Friday, January 7, 2011
Goodbye To Orca
Tomorrow morning, I will have to do something that will be very gut wrenching to me, I am having to take my beloved dog, Orca to the vet to be put asleep. Needless to say, this was not an easy decision for me, but we could not watch him suffer anymore. His poor, weak hips had not much strength left, as brave as he tried. He sight and hearing are fading fast, his voice is gone. How I feel guilty thinking back when I scolded him for singing to me in the wee early morning hours of summer, (1-2 am), wanting to play Frisbee when it was much cooler for him. I miss him singing to me while I have my morning tea, or when I pulled in the driveway. In fact, that is how I got the name Orcsmom.
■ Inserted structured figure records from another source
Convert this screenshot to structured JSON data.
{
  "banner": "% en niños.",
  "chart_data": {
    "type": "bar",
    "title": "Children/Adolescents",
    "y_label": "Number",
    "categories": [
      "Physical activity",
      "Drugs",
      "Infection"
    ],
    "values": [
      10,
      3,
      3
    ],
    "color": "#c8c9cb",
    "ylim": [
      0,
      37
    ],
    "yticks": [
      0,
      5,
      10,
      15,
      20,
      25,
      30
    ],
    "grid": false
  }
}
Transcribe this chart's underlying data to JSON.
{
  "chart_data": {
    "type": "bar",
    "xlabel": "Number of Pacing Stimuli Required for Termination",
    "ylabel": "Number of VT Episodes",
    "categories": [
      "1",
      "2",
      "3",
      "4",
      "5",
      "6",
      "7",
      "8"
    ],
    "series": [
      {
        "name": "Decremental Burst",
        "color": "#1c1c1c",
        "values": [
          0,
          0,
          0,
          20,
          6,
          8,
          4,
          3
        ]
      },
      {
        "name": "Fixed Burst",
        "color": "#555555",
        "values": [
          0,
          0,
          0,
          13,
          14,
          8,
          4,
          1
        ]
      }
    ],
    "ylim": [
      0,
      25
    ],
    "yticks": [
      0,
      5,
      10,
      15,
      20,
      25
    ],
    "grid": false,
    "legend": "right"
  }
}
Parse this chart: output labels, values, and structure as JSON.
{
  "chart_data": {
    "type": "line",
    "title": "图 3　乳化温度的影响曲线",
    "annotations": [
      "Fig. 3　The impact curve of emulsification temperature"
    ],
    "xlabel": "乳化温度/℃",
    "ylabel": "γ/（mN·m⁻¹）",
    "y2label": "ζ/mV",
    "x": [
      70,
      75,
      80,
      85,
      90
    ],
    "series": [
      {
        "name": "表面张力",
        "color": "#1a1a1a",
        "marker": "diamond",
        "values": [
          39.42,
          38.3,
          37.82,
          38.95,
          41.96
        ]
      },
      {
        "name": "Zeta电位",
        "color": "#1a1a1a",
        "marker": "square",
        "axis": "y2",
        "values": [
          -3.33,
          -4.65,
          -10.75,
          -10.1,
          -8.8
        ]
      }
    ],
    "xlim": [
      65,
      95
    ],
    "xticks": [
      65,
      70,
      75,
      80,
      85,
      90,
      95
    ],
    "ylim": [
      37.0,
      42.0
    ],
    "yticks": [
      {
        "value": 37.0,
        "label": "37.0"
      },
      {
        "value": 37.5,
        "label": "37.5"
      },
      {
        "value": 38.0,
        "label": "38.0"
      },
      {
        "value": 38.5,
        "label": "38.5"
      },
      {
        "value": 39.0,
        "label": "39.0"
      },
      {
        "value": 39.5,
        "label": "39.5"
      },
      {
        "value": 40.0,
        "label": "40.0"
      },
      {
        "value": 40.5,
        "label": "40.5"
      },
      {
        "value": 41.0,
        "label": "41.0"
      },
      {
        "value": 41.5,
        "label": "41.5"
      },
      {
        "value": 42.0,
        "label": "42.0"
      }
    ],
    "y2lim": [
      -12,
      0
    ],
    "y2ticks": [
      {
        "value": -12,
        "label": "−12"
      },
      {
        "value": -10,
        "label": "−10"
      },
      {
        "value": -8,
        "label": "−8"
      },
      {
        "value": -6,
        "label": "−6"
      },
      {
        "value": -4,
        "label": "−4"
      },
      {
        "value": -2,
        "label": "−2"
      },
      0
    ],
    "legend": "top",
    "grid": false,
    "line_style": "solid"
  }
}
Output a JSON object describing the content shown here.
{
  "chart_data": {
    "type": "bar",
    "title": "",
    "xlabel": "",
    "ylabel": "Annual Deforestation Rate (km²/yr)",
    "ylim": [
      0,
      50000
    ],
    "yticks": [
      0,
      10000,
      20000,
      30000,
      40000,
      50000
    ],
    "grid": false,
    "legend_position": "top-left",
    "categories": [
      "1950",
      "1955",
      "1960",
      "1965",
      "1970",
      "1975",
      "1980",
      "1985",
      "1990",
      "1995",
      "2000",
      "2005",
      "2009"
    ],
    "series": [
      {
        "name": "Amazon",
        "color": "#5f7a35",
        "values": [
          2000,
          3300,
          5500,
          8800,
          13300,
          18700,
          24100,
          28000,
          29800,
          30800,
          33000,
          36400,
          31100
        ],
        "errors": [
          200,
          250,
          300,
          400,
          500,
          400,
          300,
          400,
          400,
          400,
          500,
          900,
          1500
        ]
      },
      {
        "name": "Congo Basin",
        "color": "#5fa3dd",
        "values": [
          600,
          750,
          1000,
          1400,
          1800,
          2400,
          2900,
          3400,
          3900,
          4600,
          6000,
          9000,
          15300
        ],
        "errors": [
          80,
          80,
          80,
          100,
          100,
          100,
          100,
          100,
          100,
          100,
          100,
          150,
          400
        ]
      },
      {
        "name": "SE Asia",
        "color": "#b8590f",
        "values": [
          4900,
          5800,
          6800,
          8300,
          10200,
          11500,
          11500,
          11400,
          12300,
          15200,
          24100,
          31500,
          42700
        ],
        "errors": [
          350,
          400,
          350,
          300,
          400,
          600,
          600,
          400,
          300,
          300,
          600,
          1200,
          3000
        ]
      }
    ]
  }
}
The whole neighborhood honestly could hear him talking as any of us pulled in our driveway, and they would say, "Oh, its Orc's mom". Thus, my personal license plate was ordered. I was very grateful when he did this when our son would come home, late at night. No curfews were broken for fear Orca would tell on him! He was a very good dog, pal and therapist. I could tell my problems and concerns to him and he would patiently listen, and I would hug him, scratch behind his ear and kiss his head, and off he would go looking for the neighborhood cats to chase. We would play tag together, he would jump on the back side of my legs trying to knock me down, and I would spat his butt, as he tried to fishtail out of my range. I lovingly would roast him carrots to eat, feed him 2 big stick Popsicles a night, knowing his love of ice. Grill him a piece of salmon for his birthday and 4th of July, or when ever it was on sale, while my mom argued that he ate better than her, then she would share her salmon with him. Lots of good memories, I will always hold close and dear to my heart. Orca, you have been a gem, I will always love you, forever. Enjoy teasing the cats in heaven! You will be missed, greatly by us all!!